The book will stare back emptily in your eyes, turn around and walk away.
The Book with Wit and Charisma
Accidentally, I once clicked on an article with the list of the funniest books to read. I don't know if it was the author's favorites list or something more general, but among the books listed, there was as well The Break by Marian Keyes.
It's a charmingly written story with a high readability factor. (Fun fact: some people got sick from too much food and drinks during Christmas. I was dizzy from too much uninterrupted reading of this book.) It's nothing Danielle Steel-like, it's not a book-version of a romantic B-movie, the characters are graspable and you can vividly imagine them standing in front of you in flesh and blood.
This is not a super-deep philosophical elaboration, but a catchy real-life story, ideal to read during the last days of the year. The flow of the book is captivating, the style light and fresh, the wit present in both the lighter and darker passages of the book.
The First Book of 2018
Saving the best for last or saving the last for... first? Picking the second option, I saved the last book of the Neapolitan Novels series by Elena Ferrante for the first days of 2018.
Elena Ferrante was still mega-trending when I was in Italy last September. Until this very moment I regret not buying that tote bag with Ferrante Fever printed on it in disco-robotic neon letters. I even had the crazy idea of buying the entire series in Italian, which would have been - I admit - not such a great idea in the end. Luckily I realized this still in Italy, not while dusting off those books back in Prague.
I postponed reading The Story of the Lost Child for months! You know those absurd deals you sometimes make with yourself... This was my "You Fulfill The 2017 Goodreads Challenge" reward...

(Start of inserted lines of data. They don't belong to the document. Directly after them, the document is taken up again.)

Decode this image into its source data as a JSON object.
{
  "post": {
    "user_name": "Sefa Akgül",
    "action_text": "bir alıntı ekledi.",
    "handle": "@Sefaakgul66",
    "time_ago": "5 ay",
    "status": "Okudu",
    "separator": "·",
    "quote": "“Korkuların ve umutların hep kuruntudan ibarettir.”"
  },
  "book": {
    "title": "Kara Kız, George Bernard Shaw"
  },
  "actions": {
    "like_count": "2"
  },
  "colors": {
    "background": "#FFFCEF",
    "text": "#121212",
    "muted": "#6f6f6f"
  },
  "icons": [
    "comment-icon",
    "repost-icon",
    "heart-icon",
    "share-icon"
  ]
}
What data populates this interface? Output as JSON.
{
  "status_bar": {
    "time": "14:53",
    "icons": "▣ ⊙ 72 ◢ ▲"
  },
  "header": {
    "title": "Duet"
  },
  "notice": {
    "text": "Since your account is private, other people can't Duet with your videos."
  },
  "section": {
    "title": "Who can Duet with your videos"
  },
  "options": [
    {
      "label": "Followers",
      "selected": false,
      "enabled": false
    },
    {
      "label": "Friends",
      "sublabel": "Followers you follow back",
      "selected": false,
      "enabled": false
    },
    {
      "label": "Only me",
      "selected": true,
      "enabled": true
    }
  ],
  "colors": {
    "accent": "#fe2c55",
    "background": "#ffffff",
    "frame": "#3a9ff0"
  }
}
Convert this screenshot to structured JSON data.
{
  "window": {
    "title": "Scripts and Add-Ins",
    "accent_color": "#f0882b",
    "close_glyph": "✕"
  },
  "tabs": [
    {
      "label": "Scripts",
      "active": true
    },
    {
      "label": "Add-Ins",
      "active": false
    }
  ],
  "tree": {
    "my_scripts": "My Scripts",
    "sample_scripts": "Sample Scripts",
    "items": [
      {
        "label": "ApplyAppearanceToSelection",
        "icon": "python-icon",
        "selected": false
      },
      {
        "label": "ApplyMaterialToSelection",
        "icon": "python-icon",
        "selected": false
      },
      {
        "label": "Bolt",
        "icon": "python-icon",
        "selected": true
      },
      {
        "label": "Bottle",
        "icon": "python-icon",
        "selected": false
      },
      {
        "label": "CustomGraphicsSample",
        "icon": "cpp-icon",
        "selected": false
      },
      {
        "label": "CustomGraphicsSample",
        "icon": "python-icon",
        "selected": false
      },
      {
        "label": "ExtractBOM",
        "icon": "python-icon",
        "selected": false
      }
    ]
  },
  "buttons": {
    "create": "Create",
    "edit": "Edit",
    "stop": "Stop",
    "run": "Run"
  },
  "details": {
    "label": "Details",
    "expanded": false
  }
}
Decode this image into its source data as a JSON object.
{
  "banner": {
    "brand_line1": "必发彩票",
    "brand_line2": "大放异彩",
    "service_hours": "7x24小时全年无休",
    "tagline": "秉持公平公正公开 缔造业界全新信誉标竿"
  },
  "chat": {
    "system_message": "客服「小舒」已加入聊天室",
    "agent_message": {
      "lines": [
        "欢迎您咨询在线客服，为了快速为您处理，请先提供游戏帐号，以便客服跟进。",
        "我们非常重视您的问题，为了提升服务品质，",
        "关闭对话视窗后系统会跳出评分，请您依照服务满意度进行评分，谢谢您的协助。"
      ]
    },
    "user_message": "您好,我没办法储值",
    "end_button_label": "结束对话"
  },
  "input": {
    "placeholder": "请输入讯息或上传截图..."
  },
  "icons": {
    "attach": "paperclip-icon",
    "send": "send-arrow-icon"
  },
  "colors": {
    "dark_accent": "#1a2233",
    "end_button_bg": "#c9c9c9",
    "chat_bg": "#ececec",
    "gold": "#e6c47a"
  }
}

I'm looking forward to wrap up this books series and finally form a conclusive opinion about this Italian collection of noise, dirt, smell and feminism compressed into four books. Finalmente!
You've seen it, you've read about it - my 2017 was a year full of reading, of great pages and unforgettable characters, of time flying by thanks to the talents of some writers. I stuck to my preference for sustainable reading, for supporting books circling around instead of standing on my shelves. And I lived in many cool stories. At least for a moment.
May 2018 bring us only good pages to read!